Фиона широко раскрыла глаза:
— Па, ты шутишь?
— Нисколько.
— Когда это случилось?
Падди вытер рот тыльной стороной руки:
— Сегодня вечером. В пивной. Перед собранием я немного поговорил с Беном Тиллетом. Точнее, тогда я еще не знал, что это Тиллет, но, должно быть, ему понравились мои слова, потому что он предложил мне возглавить местное отделение тред-юниона.
У Фионы засияли глаза.
— Вот здорово! Значит, мой па стал начальством? Я горжусь тобой! — Она захихикала. — Когда об этом услышит ма, она упадет в обморок! Отец Диген говорит, что тред-юнионисты — это кучка безбожных социалистов. Теперь у тебя появятся рога и хвост. Ей придется проводить за чтением молитв вдвое больше времени.
Падди засмеялся:
— Еще бы Диген говорил по-другому! Уильям Бертон дал ему сотню фунтов на ремонт крыши.
— А что тебе придется делать?
— Убеждать народ вступать в тред-юнион. Регулярно проводить собрания и собирать взносы. И ходить на встречи с Тиллетом и другими профсоюзными лидерами. — Он отхлебнул из кружки, а потом продолжил: — Может быть, мне даже удастся убедить собственную дочь вступить в тред-юнион.
— Ох, па, — вздохнула Фиона. — Не начинай все сначала. Ты знаешь, что я хочу только одного: отложить пару монет на собственный магазин. На взносы ничего не останется.
— Для начала ты можешь ходить на собрания. За это платить не надо…
— Па, — прервала Фиона, решив подавить поползновения отца в зародыше, — я не собираюсь всю жизнь быть фабричной работницей. Помнишь, что ты говорил нам с Чарли, когда мы были маленькими? «У каждого человека должна быть мечта. Если вы перестаете мечтать, то можете смело идти к гробовщику, вы уже покойники». Да, тред-юнион — твоя мечта, которая для тебя много значит. А моя мечта — магазин, и она значит для меня все. У тебя своя дорога, а у меня своя. Ты согласен?
Падди долго смотрел на дочь, а потом положил ладонь на ее руку.
— Ладно, упрямица… Чай еще остался?
— Ага. — Фиона снова наполнила отцовскую кружку и с облегчением вздохнула, решив, что спор окончен. — Ах да, мы же получили письмо от дяди Майкла! — весело воскликнула она. — Тетя Молли ждет ребенка. Он пишет, что дела в магазине идут хорошо. Хочешь почитать?

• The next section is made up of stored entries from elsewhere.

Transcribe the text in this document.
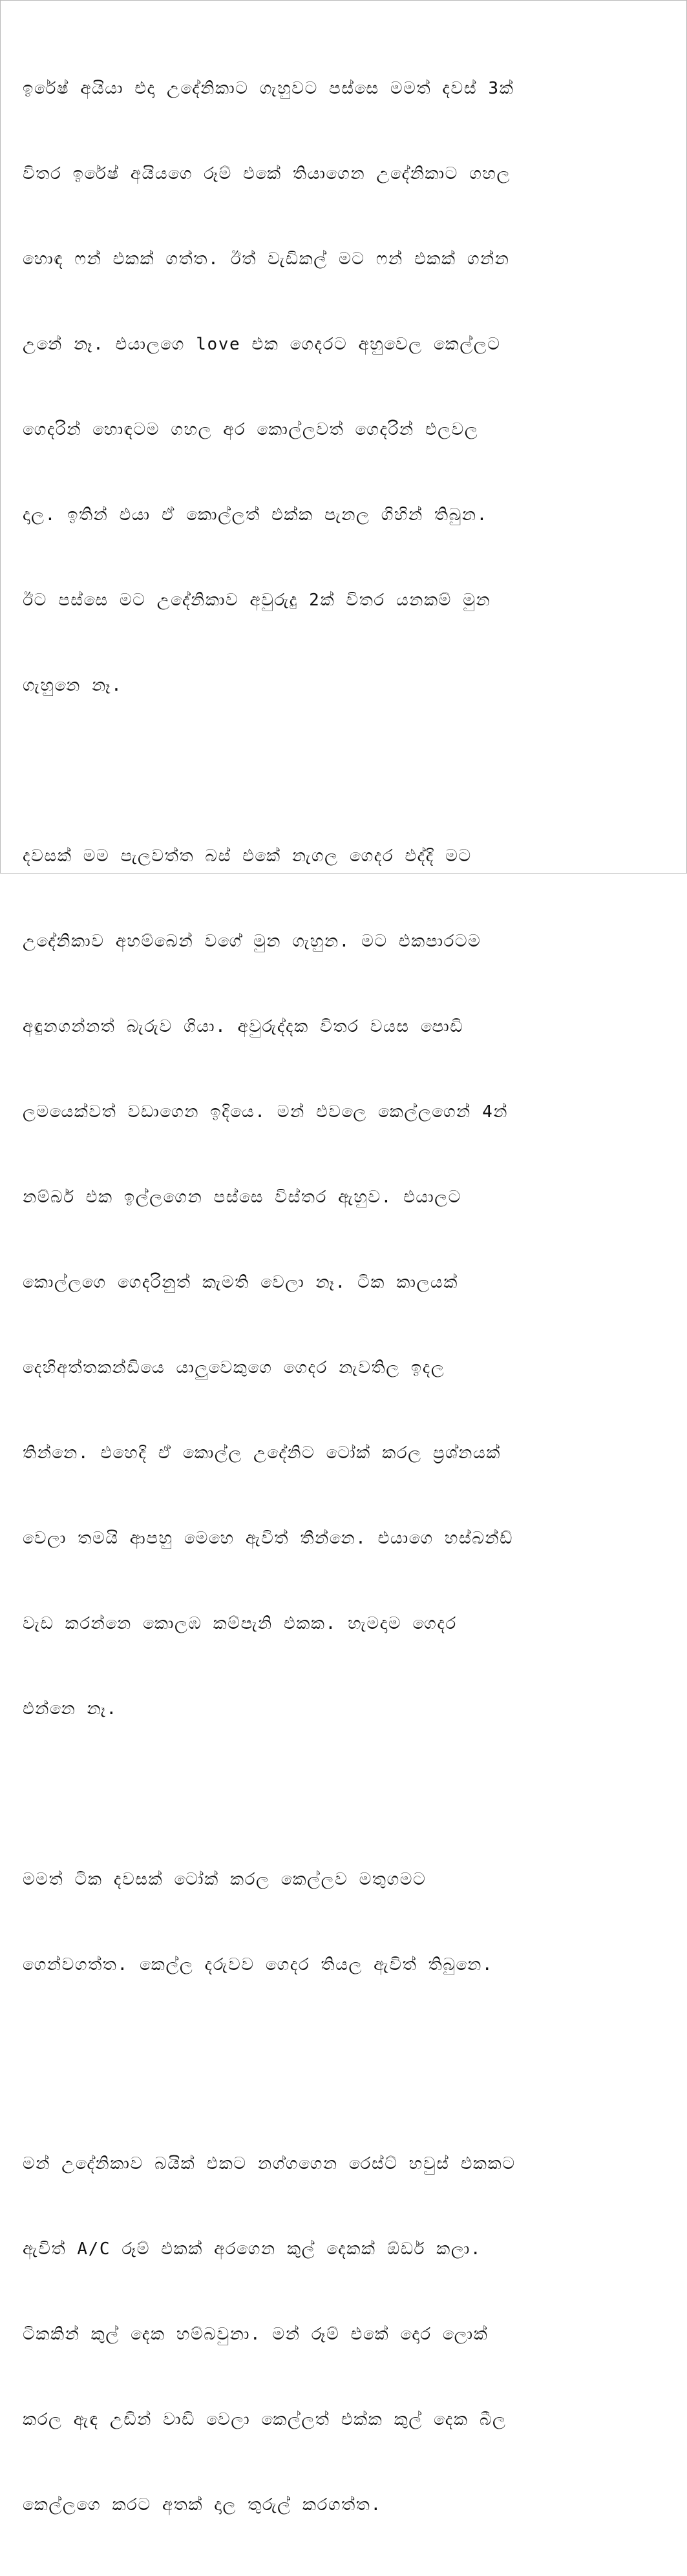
ඉරේෂ් අයියා එදා උදේනිකාට ගැහුවට පස්සෙ මමත් දවස් 3ක්

විතර ඉරේෂ් අයියගෙ රූම් එකේ තියාගෙන උදේනිකාට ගහල

හොඳ ෆන් එකක් ගත්ත. ඊත් වැඩිකල් මට ෆන් එකක් ගන්න

උනේ නෑ. එයාලගෙ love එක ගෙදරට අහුවෙල කෙල්ලට

ගෙදරින් හොඳටම ගහල අර කොල්ලවත් ගෙදරින් එලවල

දාල. ඉතින් එයා ඒ කොල්ලත් එක්ක පැනල ගිහින් තිබුන.

ඊට පස්සෙ මට උදේනිකාව අවුරුදු 2ක් විතර යනකම් මුන

ගැහුනෙ නෑ.

දවසක් මම පැලවත්ත බස් එකේ නැගල ගෙදර එද්දි මට

උදේනිකාව අහම්බෙන් වගේ මුන ගැහුන. මට එකපාරටම

අඳුනගන්නත් බැරුව ගියා. අවුරුද්දක විතර වයස පොඩි

ලමයෙක්වත් වඩාගෙන ඉදියෙ. මන් එවලෙ කෙල්ලගෙන් 4න්

නම්බර් එක ඉල්ලගෙන පස්සෙ විස්තර ඇහුව. එයාලට

කොල්ලගෙ ගෙදරිනුත් කැමති වෙලා නෑ. ටික කාලයක්

දෙහිඅත්තකන්ඩියෙ යාලුවෙකුගෙ ගෙදර නැවතිල ඉදල

තින්නෙ. එහෙදි ඒ කොල්ල උදේනිට ටෝක් කරල ප්‍රශ්නයක්

වෙලා තමයි ආපහු මෙහෙ ඇවිත් තීන්නෙ. එයාගෙ හස්බන්ඩ්

වැඩ කරන්නෙ කොලඹ කම්පැනි එකක. හැමදාම ගෙදර

එන්නෙ නෑ.

මමත් ටික දවසක් ටෝක් කරල කෙල්ලව මතුගමට

ගෙන්වගත්ත. කෙල්ල දරුවව ගෙදර තියල ඇවිත් තිබුනෙ.

මන් උදේනිකාව බයික් එකට නග්ගගෙන රෙස්ට් හවුස් එකකට

ඇවිත් A/C රූම් එකක් අරගෙන කුල් දෙකක් ඕඩර් කලා.

ටිකකින් කුල් දෙක හම්බවුනා. මන් රූම් එකේ දොර ලොක්

කරල ඇඳ උඩින් වාඩි වෙලා කෙල්ලත් එක්ක කුල් දෙක බීල

කෙල්ලගෙ කරට අතක් දාල තුරුල් කරගත්ත.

— Утром, Фи. Сейчас я малость окосел.
— Нью-Йорк — это здорово, — сказала Фиона, думая о своем американском дяде, его жене и их уютном маленьком магазине. Дядя Майкл прислал им свою фотографию на фоне магазина с вывеской «БАКАЛЕЯ МИСТЕРА ФИННЕГАНА». Мысль о том, что ее родственник является владельцем собственного магазина, грела ей душу. Может быть, это у них в крови? — Как ты думаешь, могу я ему написать и спросить, как руководить магазином? — спросила она.